Finalmente, Catharina y Cornelia volvieron a la cama, y María Thins dejó de hurgar en el cuarto de al lado. Permanecí sentada hasta que la casa se quedó en silencio total. Era más fácil estar allí sentada que hacer lo que tenía que hacer. Cuando ya no pude retrasarlo más, me puse en pie y en primer lugar eché una ojeada al cuadro. Lo único que veía ahora era un gran vacío en el sitio donde debía ir el pendiente, un vacío que yo tenía que llenar.
Cogí la vela, busqué el espejo en el almacén y subí a mi desván. Coloqué el espejo sobre la mesa de moler los colores y lo apoyé en la pared, con la vela al lado. Saqué la cajita de las agujas y, escogiendo la más fina, la puse en la llama de la vela.

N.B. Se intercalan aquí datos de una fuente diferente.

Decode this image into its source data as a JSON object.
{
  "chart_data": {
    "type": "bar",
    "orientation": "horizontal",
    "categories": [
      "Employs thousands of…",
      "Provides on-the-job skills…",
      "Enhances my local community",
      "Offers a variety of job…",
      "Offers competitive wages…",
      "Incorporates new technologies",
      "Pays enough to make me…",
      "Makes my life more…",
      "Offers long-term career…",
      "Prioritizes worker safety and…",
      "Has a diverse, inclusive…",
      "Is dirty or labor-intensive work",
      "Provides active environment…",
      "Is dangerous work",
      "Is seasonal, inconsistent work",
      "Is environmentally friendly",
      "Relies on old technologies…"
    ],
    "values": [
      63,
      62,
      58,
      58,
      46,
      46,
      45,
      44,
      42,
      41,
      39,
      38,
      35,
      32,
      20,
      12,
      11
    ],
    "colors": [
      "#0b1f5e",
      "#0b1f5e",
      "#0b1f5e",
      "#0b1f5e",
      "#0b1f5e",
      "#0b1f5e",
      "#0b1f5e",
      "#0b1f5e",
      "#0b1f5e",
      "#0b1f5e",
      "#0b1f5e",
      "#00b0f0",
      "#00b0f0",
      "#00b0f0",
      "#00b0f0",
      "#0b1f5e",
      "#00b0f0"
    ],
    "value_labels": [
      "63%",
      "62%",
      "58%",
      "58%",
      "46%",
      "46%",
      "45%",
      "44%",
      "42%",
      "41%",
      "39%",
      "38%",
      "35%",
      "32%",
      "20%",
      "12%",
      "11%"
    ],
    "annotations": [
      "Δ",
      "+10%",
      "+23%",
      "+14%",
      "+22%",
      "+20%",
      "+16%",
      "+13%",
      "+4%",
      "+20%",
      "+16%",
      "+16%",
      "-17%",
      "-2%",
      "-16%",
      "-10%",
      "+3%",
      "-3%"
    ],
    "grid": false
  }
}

Entonces abrí el frasquito de aceite de clavo, esperando que oliera fatal, a hojas podridas o a moho, como suelen hacerlo las medicinas. Pero en lugar de ello tenía un olor extraño y dulzón, como cuando se dejan al sol los pastelillos de miel. Venía de un lugar lejano, un lugar que Frans visitaría tal vez un día en sus viajes. Vertí unas gotas en un paño y froté con él mi lóbulo izquierdo. El boticario tenía razón, cuando me lo toqué unos minutos después lo sentí dormido, como si hubiera salido al relente sin envolverme una toquilla alrededor de las orejas.